Luego el hombre explica que la nicotina es satán, que su nivel de asimilación a través del torrente sanguíneo es treinta y tres veces más poderoso que el de la cocaína misma. Ahora en la pantalla exhibe una suerte de nubes negras y explica que son pulmones arrasados por dos paquetes diarios de cigarrillos después de tres años, y así. El hombre explica cómo se van muriendo los alvéolos pulmonares, saca una bolsa de residuos tamaño consorcio y la arruga lentamente dentro de un puño para que entendamos la pérdida de capacidad pulmonar.

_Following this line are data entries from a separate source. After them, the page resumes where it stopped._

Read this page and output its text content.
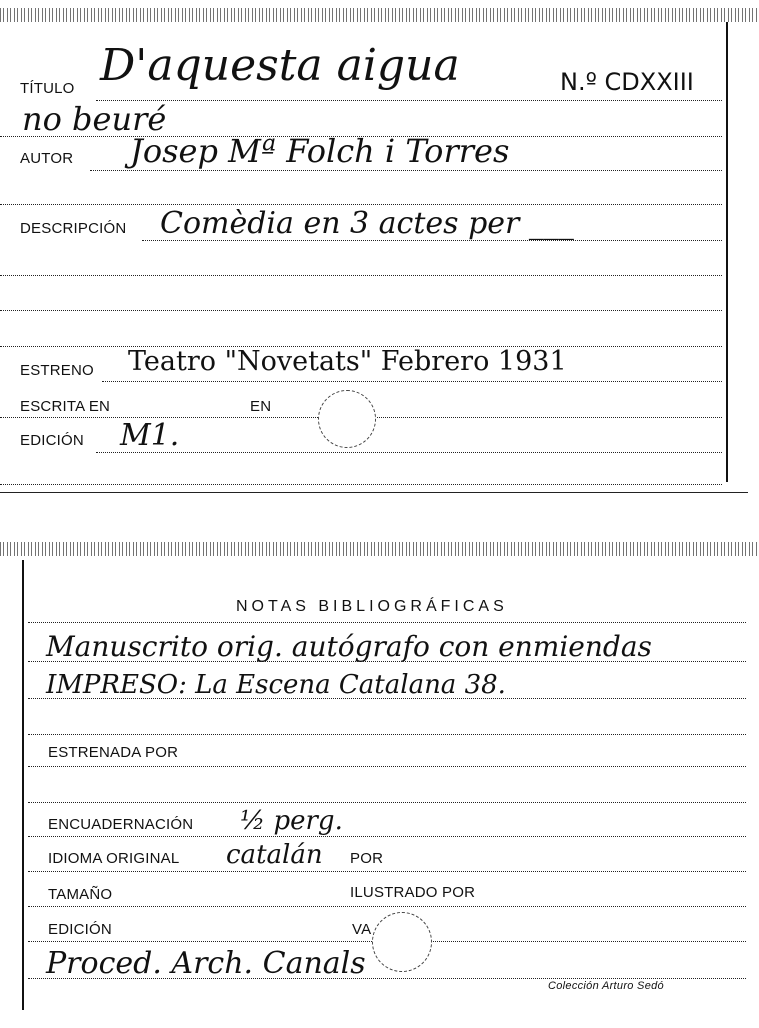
TÍTULO D'aquesta aigua	N.º CDXXIII
no beuré
AUTOR Josep Mª Folch i Torres
DESCRIPCIÓN Comèdia en 3 actes per ___
ESTRENO Teatro "Novetats" Febrero 1931
ESCRITA EN	EN
EDICIÓN M1.
NOTAS BIBLIOGRÁFICAS
Manuscrito orig. autógrafo con enmiendas
IMPRESO: La Escena Catalana 38.
ESTRENADA POR
ENCUADERNACIÓN ½ perg.
IDIOMA ORIGINAL catalán POR
TAMAÑO	ILUSTRADO POR
EDICIÓN	VA
Proced. Arch. Canals
Colección Arturo Sedó
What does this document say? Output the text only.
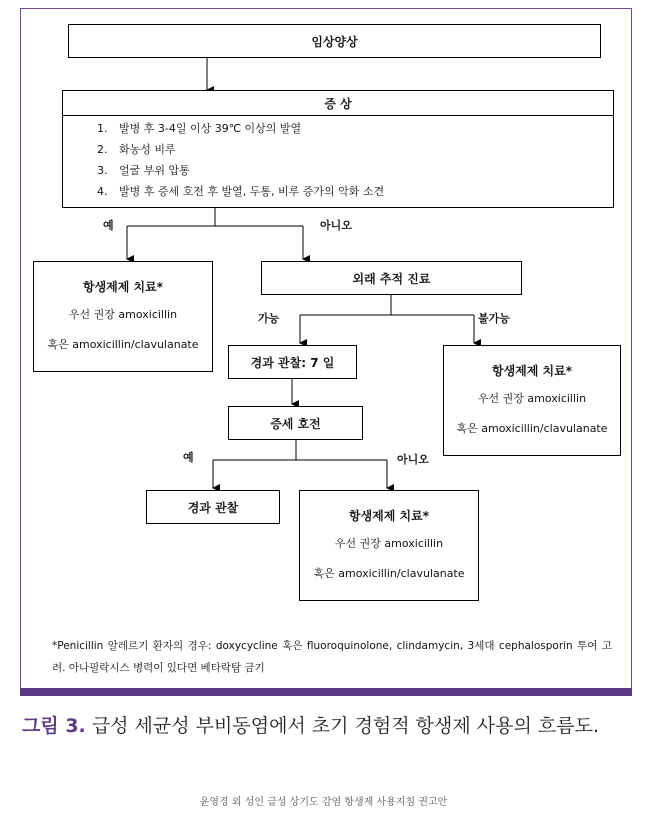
임상양상
증 상
1.	발병 후 3-4일 이상 39℃ 이상의 발열
2.	화농성 비루
3.	얼굴 부위 압통
4.	발병 후 증세 호전 후 발열, 두통, 비루 증가의 악화 소견
예	아니오
항생제제 치료*
우선 권장 amoxicillin
혹은 amoxicillin/clavulanate
외래 추적 진료
가능	불가능
경과 관찰: 7 일
항생제제 치료*
우선 권장 amoxicillin
혹은 amoxicillin/clavulanate
증세 호전
예	아니오
경과 관찰
항생제제 치료*
우선 권장 amoxicillin
혹은 amoxicillin/clavulanate
*Penicillin 알레르기 환자의 경우: doxycycline 혹은 fluoroquinolone, clindamycin, 3세대 cephalosporin 투여 고려. 아나필락시스 병력이 있다면 베타락탐 금기
그림 3. 급성 세균성 부비동염에서 초기 경험적 항생제 사용의 흐름도.
윤영경 외 성인 급성 상기도 감염 항생제 사용지침 권고안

Y sigue. El hombre explica el daño cerebral que provocan las drogas, cómo el cerebro se transforma en un huevo frito achicharrado imposible no sólo de comer, sino de despegar de un sartén. Mueren las neuronas y no se regeneran, vas quedando tontorrón mal.
Explica también que si bien no es excesivamente dañino fornicar, eso hace que perdamos la energía maestra que, sublimada debidamente y hecha ascender por la columna vertebral mediante misteriosas técnicas hindúes, nos permitiría alcanzar la iluminación, el fin último, la verdadera paz.
Lo que no puede explicar el hombre es por qué está tan triste, por qué su expresión es la de alguien que no da más.